The Messerschmitt Bf-109 fighter plane, the famous rival of the Spitfire, always used a Daimler-Benz engine. The much feared Focke-Wulf Fw-190 used a
BMW radial engine - in fact to this day the BMW logo is a stylized spinning aeroplane propeller. Yet road tests and history articles always gloss over
their war involvement, if mentioned at all.
But with the Beetle it's always Hitler Hitler Hitler. I'm sick of it.
Hey before you go patting Ferdinand for a great job remember he was part of a group of people who designed the car, some of the other people were jewish and when the nazis took over were removed from vw documentation. All Hitler/nazis did was bankroll the car.

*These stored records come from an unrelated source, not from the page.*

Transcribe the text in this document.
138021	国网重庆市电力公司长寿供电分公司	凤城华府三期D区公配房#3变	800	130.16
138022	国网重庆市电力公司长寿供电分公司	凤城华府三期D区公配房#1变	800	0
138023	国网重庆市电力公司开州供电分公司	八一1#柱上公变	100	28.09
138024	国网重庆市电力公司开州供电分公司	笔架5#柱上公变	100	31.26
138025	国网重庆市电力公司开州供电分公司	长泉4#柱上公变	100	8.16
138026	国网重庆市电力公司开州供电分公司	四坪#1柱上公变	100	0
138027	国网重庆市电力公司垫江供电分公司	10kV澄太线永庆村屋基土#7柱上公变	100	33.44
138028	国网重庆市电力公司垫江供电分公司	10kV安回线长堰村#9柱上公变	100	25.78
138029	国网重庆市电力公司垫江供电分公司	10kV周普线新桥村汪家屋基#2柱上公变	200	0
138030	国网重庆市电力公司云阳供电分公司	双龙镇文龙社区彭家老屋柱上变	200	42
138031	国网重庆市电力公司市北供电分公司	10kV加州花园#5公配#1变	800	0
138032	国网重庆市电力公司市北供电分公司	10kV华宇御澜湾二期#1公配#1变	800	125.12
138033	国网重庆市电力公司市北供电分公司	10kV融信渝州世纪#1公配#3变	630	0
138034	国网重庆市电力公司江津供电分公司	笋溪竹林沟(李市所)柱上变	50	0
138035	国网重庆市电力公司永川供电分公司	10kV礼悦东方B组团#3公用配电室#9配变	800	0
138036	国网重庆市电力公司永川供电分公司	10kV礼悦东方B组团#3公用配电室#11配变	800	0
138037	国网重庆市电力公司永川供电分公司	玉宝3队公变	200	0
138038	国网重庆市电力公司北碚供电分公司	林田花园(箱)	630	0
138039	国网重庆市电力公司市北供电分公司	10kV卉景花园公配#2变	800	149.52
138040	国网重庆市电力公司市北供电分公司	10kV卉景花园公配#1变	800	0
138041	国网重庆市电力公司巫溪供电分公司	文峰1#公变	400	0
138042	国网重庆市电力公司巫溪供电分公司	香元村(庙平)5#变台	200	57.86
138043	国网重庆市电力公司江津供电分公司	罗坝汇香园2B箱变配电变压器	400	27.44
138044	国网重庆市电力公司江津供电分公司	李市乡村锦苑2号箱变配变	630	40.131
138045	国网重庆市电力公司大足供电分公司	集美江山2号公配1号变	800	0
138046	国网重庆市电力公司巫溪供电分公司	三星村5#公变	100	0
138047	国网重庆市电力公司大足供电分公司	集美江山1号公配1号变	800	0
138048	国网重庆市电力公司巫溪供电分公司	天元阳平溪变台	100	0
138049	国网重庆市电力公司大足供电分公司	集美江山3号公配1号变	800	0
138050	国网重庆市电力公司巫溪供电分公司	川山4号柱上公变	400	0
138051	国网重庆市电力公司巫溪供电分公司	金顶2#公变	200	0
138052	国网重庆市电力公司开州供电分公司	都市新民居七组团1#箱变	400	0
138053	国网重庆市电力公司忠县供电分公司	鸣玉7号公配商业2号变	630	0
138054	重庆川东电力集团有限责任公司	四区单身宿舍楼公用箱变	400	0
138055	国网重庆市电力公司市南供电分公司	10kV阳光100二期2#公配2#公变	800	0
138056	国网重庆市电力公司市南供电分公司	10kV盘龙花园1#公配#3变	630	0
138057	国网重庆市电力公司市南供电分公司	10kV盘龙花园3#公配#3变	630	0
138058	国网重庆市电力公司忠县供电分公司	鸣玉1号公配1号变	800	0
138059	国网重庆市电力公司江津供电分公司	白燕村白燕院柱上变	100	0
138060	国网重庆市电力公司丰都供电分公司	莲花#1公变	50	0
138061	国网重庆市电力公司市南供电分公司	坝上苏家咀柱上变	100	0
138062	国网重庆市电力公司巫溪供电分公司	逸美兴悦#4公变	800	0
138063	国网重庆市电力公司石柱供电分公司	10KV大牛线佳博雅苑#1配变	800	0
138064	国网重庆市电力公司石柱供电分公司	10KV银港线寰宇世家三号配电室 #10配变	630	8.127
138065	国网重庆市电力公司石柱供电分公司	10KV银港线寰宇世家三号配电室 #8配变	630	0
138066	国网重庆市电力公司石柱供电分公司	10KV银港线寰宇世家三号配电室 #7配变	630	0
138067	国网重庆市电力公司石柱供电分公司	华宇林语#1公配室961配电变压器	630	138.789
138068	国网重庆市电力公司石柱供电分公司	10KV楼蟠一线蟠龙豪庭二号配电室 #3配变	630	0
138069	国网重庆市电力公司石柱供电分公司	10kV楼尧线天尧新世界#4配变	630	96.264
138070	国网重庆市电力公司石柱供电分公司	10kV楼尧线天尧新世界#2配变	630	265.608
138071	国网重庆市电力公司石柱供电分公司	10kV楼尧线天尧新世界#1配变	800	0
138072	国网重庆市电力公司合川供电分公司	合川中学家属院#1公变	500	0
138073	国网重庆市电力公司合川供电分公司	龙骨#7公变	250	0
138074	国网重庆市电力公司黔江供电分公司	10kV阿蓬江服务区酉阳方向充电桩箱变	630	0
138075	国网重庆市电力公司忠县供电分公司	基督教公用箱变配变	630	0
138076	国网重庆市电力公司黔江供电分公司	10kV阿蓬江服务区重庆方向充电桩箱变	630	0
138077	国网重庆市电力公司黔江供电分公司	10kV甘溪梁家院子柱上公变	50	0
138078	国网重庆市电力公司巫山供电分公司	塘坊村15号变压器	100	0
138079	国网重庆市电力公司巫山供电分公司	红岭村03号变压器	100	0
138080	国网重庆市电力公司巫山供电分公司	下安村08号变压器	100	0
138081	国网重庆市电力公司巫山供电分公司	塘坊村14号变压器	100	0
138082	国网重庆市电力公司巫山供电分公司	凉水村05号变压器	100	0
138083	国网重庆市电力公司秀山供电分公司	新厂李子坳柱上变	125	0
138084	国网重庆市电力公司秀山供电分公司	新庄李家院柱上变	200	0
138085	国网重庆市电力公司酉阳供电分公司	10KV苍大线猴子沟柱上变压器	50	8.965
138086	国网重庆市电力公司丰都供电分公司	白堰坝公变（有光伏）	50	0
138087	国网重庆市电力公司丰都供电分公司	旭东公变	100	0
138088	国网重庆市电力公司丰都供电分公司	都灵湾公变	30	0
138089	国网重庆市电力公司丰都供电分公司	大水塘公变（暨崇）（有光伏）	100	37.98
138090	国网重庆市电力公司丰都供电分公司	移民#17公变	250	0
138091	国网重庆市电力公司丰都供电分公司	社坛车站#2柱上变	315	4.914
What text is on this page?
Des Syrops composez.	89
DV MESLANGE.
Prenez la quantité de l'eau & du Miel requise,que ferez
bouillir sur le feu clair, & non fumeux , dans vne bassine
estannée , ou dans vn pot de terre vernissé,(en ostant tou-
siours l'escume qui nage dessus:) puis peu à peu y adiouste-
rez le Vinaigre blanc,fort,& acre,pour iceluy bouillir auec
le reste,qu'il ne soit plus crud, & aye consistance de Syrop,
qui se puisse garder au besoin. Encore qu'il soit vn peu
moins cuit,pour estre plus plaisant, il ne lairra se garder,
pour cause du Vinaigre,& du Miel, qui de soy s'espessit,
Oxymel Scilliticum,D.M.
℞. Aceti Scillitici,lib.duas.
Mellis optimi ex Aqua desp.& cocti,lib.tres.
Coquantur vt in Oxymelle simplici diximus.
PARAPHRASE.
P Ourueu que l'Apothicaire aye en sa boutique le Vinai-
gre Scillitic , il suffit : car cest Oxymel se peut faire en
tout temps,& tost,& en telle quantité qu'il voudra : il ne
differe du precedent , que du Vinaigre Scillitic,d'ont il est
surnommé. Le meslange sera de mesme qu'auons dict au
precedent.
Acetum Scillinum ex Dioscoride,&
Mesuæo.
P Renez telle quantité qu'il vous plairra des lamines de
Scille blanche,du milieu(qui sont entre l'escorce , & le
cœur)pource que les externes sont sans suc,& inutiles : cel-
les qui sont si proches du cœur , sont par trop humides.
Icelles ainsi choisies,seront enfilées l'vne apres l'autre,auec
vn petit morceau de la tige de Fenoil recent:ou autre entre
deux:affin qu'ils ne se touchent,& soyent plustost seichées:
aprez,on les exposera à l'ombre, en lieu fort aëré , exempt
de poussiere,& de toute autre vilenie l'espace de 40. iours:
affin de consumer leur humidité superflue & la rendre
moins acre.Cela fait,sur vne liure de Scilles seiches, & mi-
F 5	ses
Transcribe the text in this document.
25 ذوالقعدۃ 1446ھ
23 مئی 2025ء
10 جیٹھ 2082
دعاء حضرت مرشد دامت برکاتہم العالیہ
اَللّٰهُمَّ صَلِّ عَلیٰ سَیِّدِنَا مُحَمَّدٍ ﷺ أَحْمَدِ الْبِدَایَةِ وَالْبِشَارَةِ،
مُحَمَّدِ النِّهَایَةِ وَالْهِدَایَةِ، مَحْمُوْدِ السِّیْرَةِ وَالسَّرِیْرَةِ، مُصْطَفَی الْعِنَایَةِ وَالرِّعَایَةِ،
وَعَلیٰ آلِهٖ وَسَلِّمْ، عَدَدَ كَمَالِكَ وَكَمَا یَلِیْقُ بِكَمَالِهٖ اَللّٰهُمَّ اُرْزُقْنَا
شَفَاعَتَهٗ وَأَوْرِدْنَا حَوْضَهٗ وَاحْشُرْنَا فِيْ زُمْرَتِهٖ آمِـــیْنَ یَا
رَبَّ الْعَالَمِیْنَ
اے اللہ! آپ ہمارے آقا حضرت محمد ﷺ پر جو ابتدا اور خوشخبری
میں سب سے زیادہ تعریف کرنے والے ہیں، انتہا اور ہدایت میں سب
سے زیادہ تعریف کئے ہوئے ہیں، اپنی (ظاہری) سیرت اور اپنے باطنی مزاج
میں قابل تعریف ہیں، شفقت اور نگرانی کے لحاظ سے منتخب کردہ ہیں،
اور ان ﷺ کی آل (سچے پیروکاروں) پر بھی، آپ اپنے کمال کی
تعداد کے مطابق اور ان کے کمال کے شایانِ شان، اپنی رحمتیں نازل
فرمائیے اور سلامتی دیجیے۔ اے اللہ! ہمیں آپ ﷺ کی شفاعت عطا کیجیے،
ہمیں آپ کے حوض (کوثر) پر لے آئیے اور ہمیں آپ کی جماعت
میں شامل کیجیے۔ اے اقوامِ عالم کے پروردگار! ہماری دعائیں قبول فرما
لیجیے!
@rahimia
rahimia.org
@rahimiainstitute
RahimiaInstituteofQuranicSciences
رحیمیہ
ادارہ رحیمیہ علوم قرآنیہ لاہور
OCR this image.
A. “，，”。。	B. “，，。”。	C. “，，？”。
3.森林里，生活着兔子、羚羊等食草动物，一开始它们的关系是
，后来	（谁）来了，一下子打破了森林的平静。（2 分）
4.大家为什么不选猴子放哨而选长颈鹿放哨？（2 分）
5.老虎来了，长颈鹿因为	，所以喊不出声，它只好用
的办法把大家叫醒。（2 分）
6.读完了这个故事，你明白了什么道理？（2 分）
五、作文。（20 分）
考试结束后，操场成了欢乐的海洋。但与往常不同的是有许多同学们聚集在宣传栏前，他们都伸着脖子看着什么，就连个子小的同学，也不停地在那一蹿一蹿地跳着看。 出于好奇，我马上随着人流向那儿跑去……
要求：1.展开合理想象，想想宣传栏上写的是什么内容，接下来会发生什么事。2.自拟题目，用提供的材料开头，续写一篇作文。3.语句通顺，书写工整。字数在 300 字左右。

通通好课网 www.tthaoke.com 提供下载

You are right; Franz Reimspeiss designed the flat four motor, Erwin Komenda did the styling and Josef Kales did the suspension design. Porsche oversaw
the project, set the guidelines and had the final say on techical decisions. Reimspiess also designed the famous VW symbol.
But the Nazis also started and bankrolled other instututions, such as the autobahn system, the German railways and Lufthansa. The point I was making
is - How come they don't have the lazy journaist Hitler-Nazi, always mentioning the war thing, that every dumb Beetle news story does nowadays?
But onto the BBC report that Norm has flagged - it is full of errors.
* The caption at the top says "The VW Beetle became the most-produced car in automotive history, with 40 million rolling off production lines between
1945 and 2003. (Getty Images)". Wrong. 21.52 million.
* The Beetle is not the "best selling car of all time." It has long been passed by the Toyota Corolla, Ford F-series truck and the VW Golf. The Golf
passed 30 million earlier this year. You could say the Beetle is the biggest selling 'single design', although even that is debatable. Superbugs
were a different VW model type from torsion bar Beetles.
* The idea was not Adolf Hitler's, as already mentioned.
* There have only been 5 Herbie movies, not 6. The 1997 TV special does not count as it was not a cinema release.
* Campervans were NOT based on Beetles! Dear oh dear. They were based on the Type 2, a complely different vehicle.
* Porsche was born in Maffersdorf, in what is today the Czech republic, but moved to Vienna when he was 18. He was Austrian all his life, so calling
him 'Bohemian' is a stretch - more poetry than reality.